Hi Francois,
Comments and contributions are welcome.
Even auditing the code for correctness is welcome since it is
doing some scientific computation.
I have some stylistic comments.
- Why do you have the "RobustSmilesMolSupplier"?
The two differences I see from the built-in SMILES supplier are that (a) it doesn't skip the first line and (b) it gives access to the name even if the SMILES cannot be parsed.
However, titleLine=False handles case (a) and the return values are ignored if case (b) occurs.
-
A function like "how_many_conformers()" is by convention more often named "get_num_conformers()".
-
As a minor point, you use "n_confs" and "nb_rot_bonds" and "nprocs". You might want to be consistent.
-
You might want to look into using argparse to parse your command-line. It would look something like:
import argparse
parser = argparse.ArgumentParser(
description="generate up to N low energy conformers from 2D input")
parser.add_argument("n_confs", metavar="N", type=int, help="number of conformers")
parser.add_argument("smiles_filename", metavar="input.smi")
parser.add_argument("sdf_filename", metavar="output.sdf")
def main(argv=None):
args = parser.parse_args(argv)
if args.N < 1:
parser.error("N must be positive")
n_confs = args.n_confs
smiles_filename = args.smiles_filename
sdf_filename = args.sdf_filename
if name == "main":
main()
This would also give you a "-h"/"--help" option.
If you do this then it's easy to switch to having a default value for N, and to allow people to specify a different value using "-n" or some other command-line option. Similarly, you can lets users set "rmsd_threshold" using "-r"/"--rmsd-threshold" and "nprocs" using "-j". It would look something like:
parser = argparse.ArgumentParser(
description="generate up to N low energy conformers from 2D input")
parser.add_argument("-n", "--n-confs", metavar="N", type=int, default=20,
help="number of conformers (default: 20)")

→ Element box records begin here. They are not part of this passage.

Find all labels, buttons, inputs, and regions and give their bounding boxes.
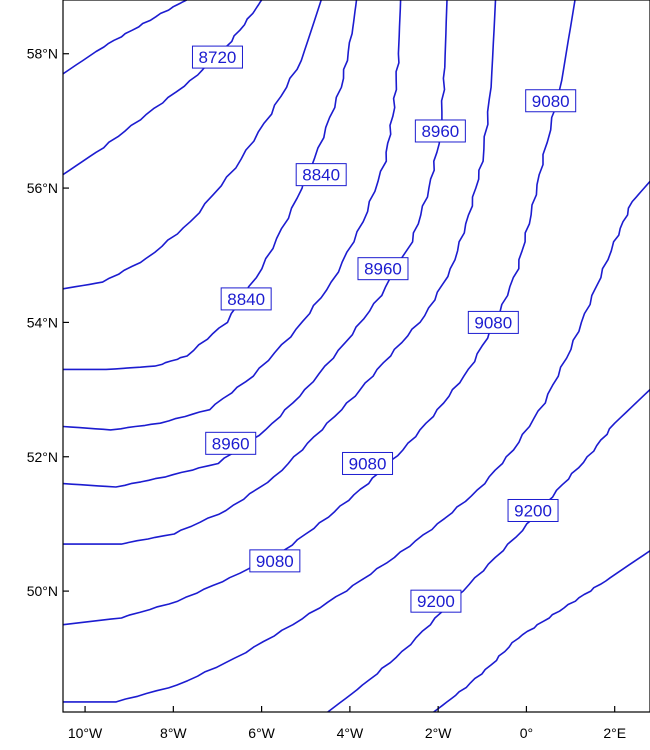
x-tick-label: 4°W <box>337 725 364 741</box>
contour-label: 8720 <box>191 45 243 69</box>
contour-label: 8960 <box>205 431 257 455</box>
x-tick-label: 8°W <box>160 725 187 741</box>
contour-label-text: 8960 <box>364 260 402 279</box>
contour-label-text: 9080 <box>474 313 512 332</box>
y-tick-label: 50°N <box>27 583 58 599</box>
y-tick-label: 54°N <box>27 314 58 330</box>
contour-line-9200 <box>327 389 650 712</box>
contour-line-8800 <box>63 0 322 290</box>
x-tick-label: 2°W <box>425 725 452 741</box>
contour-line-9080 <box>63 0 576 626</box>
y-tick-label: 52°N <box>27 449 58 465</box>
contour-label: 8840 <box>295 163 347 187</box>
contour-line-9240 <box>433 550 650 712</box>
contour-label: 8960 <box>414 119 466 143</box>
x-tick-label: 2°E <box>603 725 626 741</box>
contour-label-text: 9080 <box>256 552 294 571</box>
contour-line-8840 <box>63 0 358 371</box>
contour-label: 8840 <box>220 287 272 311</box>
contour-label-text: 8840 <box>302 166 340 185</box>
x-axis: 10°W 8°W 6°W 4°W 2°W 0° 2°E <box>68 706 626 741</box>
x-tick-label: 0° <box>520 725 533 741</box>
contour-lines <box>63 0 650 712</box>
contour-label-text: 9080 <box>532 92 570 111</box>
contour-line-9000 <box>63 0 497 545</box>
contour-label-text: 9200 <box>514 501 552 520</box>
contour-label: 9080 <box>342 451 394 475</box>
contour-label: 9080 <box>249 549 301 573</box>
x-tick-label: 10°W <box>68 725 103 741</box>
contour-label: 8960 <box>357 257 409 281</box>
contour-labels: 8720 8840 8960 9080 8840 8960 9080 8960 9080 9200… <box>191 45 577 613</box>
contour-label: 9080 <box>525 89 577 113</box>
contour-label-text: 9080 <box>349 454 387 473</box>
contour-label: 9200 <box>507 498 559 522</box>
contour-label-text: 8960 <box>421 122 459 141</box>
contour-label-text: 8720 <box>199 48 237 67</box>
y-tick-label: 58°N <box>27 46 58 62</box>
contour-line-8760 <box>63 0 263 176</box>
contour-label: 9080 <box>467 310 519 334</box>
contour-line-8880 <box>63 0 402 431</box>
map-frame <box>62 0 650 713</box>
y-tick-label: 56°N <box>27 180 58 196</box>
y-axis: 50°N 52°N 54°N 56°N 58°N <box>27 46 69 599</box>
contour-line-9120 <box>63 180 650 703</box>
contour-line-8700 <box>63 0 187 75</box>
contour-label-text: 8960 <box>212 434 250 453</box>
x-tick-label: 6°W <box>248 725 275 741</box>
contour-label-text: 9200 <box>417 592 455 611</box>
contour-label-text: 8840 <box>227 290 265 309</box>
contour-label: 9200 <box>410 589 462 613</box>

parser.add_argument("-r", "--rmsd-threshold", metavar="FLT", type=float, default=0.35,
help="minimum RMSD to distinguish two conformers")
parser.add_argument("-j", "--n-jobs", metavar="N", type=int, default=1,
help="number of jobs (default: 1)")
parser.add_argument("smiles_filename", metavar="input.smi")

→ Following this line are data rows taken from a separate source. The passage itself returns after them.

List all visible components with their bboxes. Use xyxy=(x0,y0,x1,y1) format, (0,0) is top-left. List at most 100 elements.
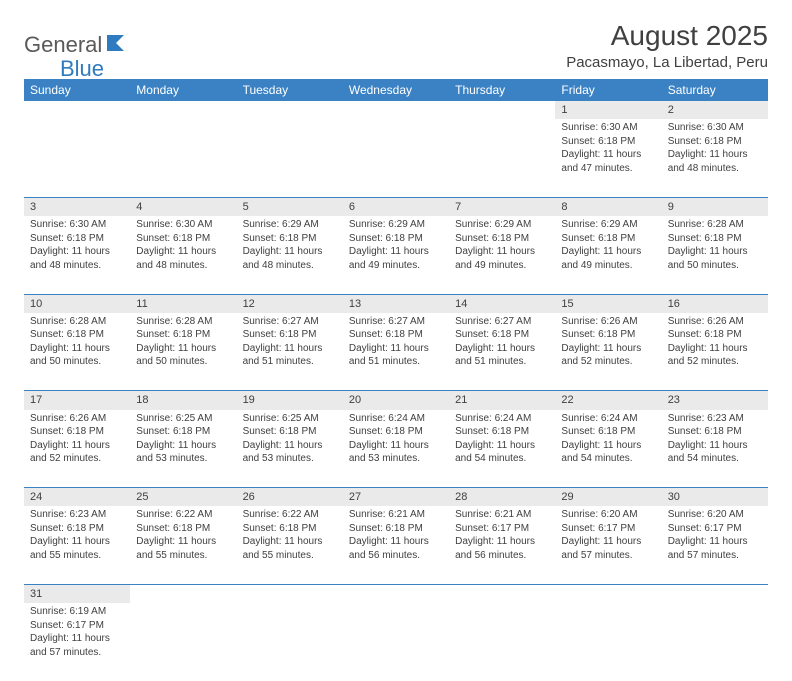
day-number: 16 xyxy=(662,295,768,313)
day-info: Sunrise: 6:21 AMSunset: 6:18 PMDaylight:… xyxy=(343,506,449,566)
day-cell xyxy=(555,603,661,681)
day-cell: Sunrise: 6:30 AMSunset: 6:18 PMDaylight:… xyxy=(662,119,768,197)
day-number-cell: 29 xyxy=(555,488,661,507)
week-row: Sunrise: 6:30 AMSunset: 6:18 PMDaylight:… xyxy=(24,216,768,294)
day-cell: Sunrise: 6:29 AMSunset: 6:18 PMDaylight:… xyxy=(449,216,555,294)
page-title: August 2025 xyxy=(566,20,768,52)
day-number-cell xyxy=(343,584,449,603)
day-number: 30 xyxy=(662,488,768,506)
daynum-row: 24252627282930 xyxy=(24,488,768,507)
day-number-cell: 11 xyxy=(130,294,236,313)
day-info: Sunrise: 6:25 AMSunset: 6:18 PMDaylight:… xyxy=(237,410,343,470)
day-cell xyxy=(24,119,130,197)
day-number-cell: 5 xyxy=(237,197,343,216)
day-number: 11 xyxy=(130,295,236,313)
location-text: Pacasmayo, La Libertad, Peru xyxy=(566,54,768,71)
day-number: 3 xyxy=(24,198,130,216)
day-cell: Sunrise: 6:23 AMSunset: 6:18 PMDaylight:… xyxy=(24,506,130,584)
week-row: Sunrise: 6:19 AMSunset: 6:17 PMDaylight:… xyxy=(24,603,768,681)
day-number: 1 xyxy=(555,101,661,119)
day-cell: Sunrise: 6:23 AMSunset: 6:18 PMDaylight:… xyxy=(662,410,768,488)
day-number-cell: 1 xyxy=(555,101,661,119)
day-number-cell xyxy=(555,584,661,603)
day-cell xyxy=(130,119,236,197)
day-info: Sunrise: 6:30 AMSunset: 6:18 PMDaylight:… xyxy=(555,119,661,179)
day-cell: Sunrise: 6:24 AMSunset: 6:18 PMDaylight:… xyxy=(555,410,661,488)
day-cell: Sunrise: 6:22 AMSunset: 6:18 PMDaylight:… xyxy=(237,506,343,584)
week-row: Sunrise: 6:28 AMSunset: 6:18 PMDaylight:… xyxy=(24,313,768,391)
day-number: 25 xyxy=(130,488,236,506)
day-cell xyxy=(449,119,555,197)
day-cell: Sunrise: 6:25 AMSunset: 6:18 PMDaylight:… xyxy=(237,410,343,488)
day-number: 13 xyxy=(343,295,449,313)
day-cell: Sunrise: 6:30 AMSunset: 6:18 PMDaylight:… xyxy=(130,216,236,294)
day-number-cell: 30 xyxy=(662,488,768,507)
day-info: Sunrise: 6:26 AMSunset: 6:18 PMDaylight:… xyxy=(555,313,661,373)
day-number-cell: 9 xyxy=(662,197,768,216)
day-number: 15 xyxy=(555,295,661,313)
day-info: Sunrise: 6:29 AMSunset: 6:18 PMDaylight:… xyxy=(237,216,343,276)
day-number: 18 xyxy=(130,391,236,409)
daynum-row: 12 xyxy=(24,101,768,119)
day-number-cell: 8 xyxy=(555,197,661,216)
day-cell: Sunrise: 6:27 AMSunset: 6:18 PMDaylight:… xyxy=(237,313,343,391)
day-number-cell xyxy=(130,101,236,119)
day-number-cell: 6 xyxy=(343,197,449,216)
day-cell xyxy=(343,603,449,681)
day-cell xyxy=(662,603,768,681)
weekday-header: Monday xyxy=(130,79,236,101)
weekday-header: Friday xyxy=(555,79,661,101)
day-cell: Sunrise: 6:20 AMSunset: 6:17 PMDaylight:… xyxy=(662,506,768,584)
day-number-cell: 7 xyxy=(449,197,555,216)
day-info: Sunrise: 6:29 AMSunset: 6:18 PMDaylight:… xyxy=(449,216,555,276)
day-cell: Sunrise: 6:29 AMSunset: 6:18 PMDaylight:… xyxy=(237,216,343,294)
day-cell: Sunrise: 6:28 AMSunset: 6:18 PMDaylight:… xyxy=(24,313,130,391)
day-info: Sunrise: 6:23 AMSunset: 6:18 PMDaylight:… xyxy=(24,506,130,566)
day-number-cell: 24 xyxy=(24,488,130,507)
day-number-cell: 13 xyxy=(343,294,449,313)
weekday-header: Saturday xyxy=(662,79,768,101)
day-cell: Sunrise: 6:26 AMSunset: 6:18 PMDaylight:… xyxy=(662,313,768,391)
day-cell: Sunrise: 6:21 AMSunset: 6:17 PMDaylight:… xyxy=(449,506,555,584)
day-cell: Sunrise: 6:30 AMSunset: 6:18 PMDaylight:… xyxy=(24,216,130,294)
day-info: Sunrise: 6:26 AMSunset: 6:18 PMDaylight:… xyxy=(24,410,130,470)
day-info: Sunrise: 6:27 AMSunset: 6:18 PMDaylight:… xyxy=(343,313,449,373)
day-info: Sunrise: 6:27 AMSunset: 6:18 PMDaylight:… xyxy=(237,313,343,373)
day-number: 28 xyxy=(449,488,555,506)
day-cell: Sunrise: 6:26 AMSunset: 6:18 PMDaylight:… xyxy=(24,410,130,488)
day-number: 8 xyxy=(555,198,661,216)
day-cell: Sunrise: 6:27 AMSunset: 6:18 PMDaylight:… xyxy=(449,313,555,391)
day-cell: Sunrise: 6:21 AMSunset: 6:18 PMDaylight:… xyxy=(343,506,449,584)
day-number-cell: 16 xyxy=(662,294,768,313)
day-info: Sunrise: 6:28 AMSunset: 6:18 PMDaylight:… xyxy=(662,216,768,276)
day-cell: Sunrise: 6:24 AMSunset: 6:18 PMDaylight:… xyxy=(343,410,449,488)
day-number-cell: 10 xyxy=(24,294,130,313)
day-info: Sunrise: 6:19 AMSunset: 6:17 PMDaylight:… xyxy=(24,603,130,663)
day-number-cell: 20 xyxy=(343,391,449,410)
day-number-cell: 18 xyxy=(130,391,236,410)
day-cell xyxy=(237,119,343,197)
day-cell: Sunrise: 6:29 AMSunset: 6:18 PMDaylight:… xyxy=(555,216,661,294)
day-number-cell: 21 xyxy=(449,391,555,410)
day-info: Sunrise: 6:24 AMSunset: 6:18 PMDaylight:… xyxy=(555,410,661,470)
day-number-cell xyxy=(24,101,130,119)
day-info: Sunrise: 6:27 AMSunset: 6:18 PMDaylight:… xyxy=(449,313,555,373)
day-cell xyxy=(449,603,555,681)
weekday-header: Thursday xyxy=(449,79,555,101)
day-number-cell: 15 xyxy=(555,294,661,313)
day-cell xyxy=(343,119,449,197)
day-number: 2 xyxy=(662,101,768,119)
day-number: 10 xyxy=(24,295,130,313)
day-cell: Sunrise: 6:28 AMSunset: 6:18 PMDaylight:… xyxy=(130,313,236,391)
day-info: Sunrise: 6:20 AMSunset: 6:17 PMDaylight:… xyxy=(555,506,661,566)
day-number: 23 xyxy=(662,391,768,409)
day-number-cell: 31 xyxy=(24,584,130,603)
calendar-table: Sunday Monday Tuesday Wednesday Thursday… xyxy=(24,79,768,681)
day-info: Sunrise: 6:22 AMSunset: 6:18 PMDaylight:… xyxy=(237,506,343,566)
week-row: Sunrise: 6:26 AMSunset: 6:18 PMDaylight:… xyxy=(24,410,768,488)
day-cell xyxy=(237,603,343,681)
day-number: 12 xyxy=(237,295,343,313)
day-number-cell xyxy=(237,584,343,603)
day-number-cell: 28 xyxy=(449,488,555,507)
day-info: Sunrise: 6:29 AMSunset: 6:18 PMDaylight:… xyxy=(343,216,449,276)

parser.add_argument("sdf_filename", metavar="output.sdf")
However, I see that "nprocs" doesn't actually do anything at this point.
The "-j" option is short for "number of jobs" and is the command-line argument often used for this value.
-
You can also write "while len(kept) < n_confs and len(conf_energies) > 0:" as "while len(kept) < n_confs and conf_energies:". The difference is "must have at least 1 energy" vs. "must have energies".
-
You might consider moving the processing code into its own function so that people can import the code as a library and call the function directly:
def generate_conformers(reader, writer, n_confs=20, rmsd_threshold=0.35, verbose=True)
for name, mol in reader:
if mol is None:
continue
...
if verbose:
print("generating starting conformers ...")
...
writer.write(res, confId=cid)
def main():
...
with closing(Chem.SDWriter(output_sdf)) as writer:
reader = RobustSmilesMolSupplier(input_smi)
generate_conformers(reader, writer, n_confs, rmsd_threshold)
(I usually have a "--quiet" option in my tools to disable verbose progress reporting, which would pass in verbose=False.)
-
You might consider renaming "rmsd_filter()" to "remove_neighbors()" because "rmsd_filter" is very generic.
-
Also, if you change "(e, conf) = conf_energies.pop(0)" to "(e, ref_conf) = conf_energies.pop(0)" then it's more clear that you want to use the first conformer as the reference conformer.
Cheers,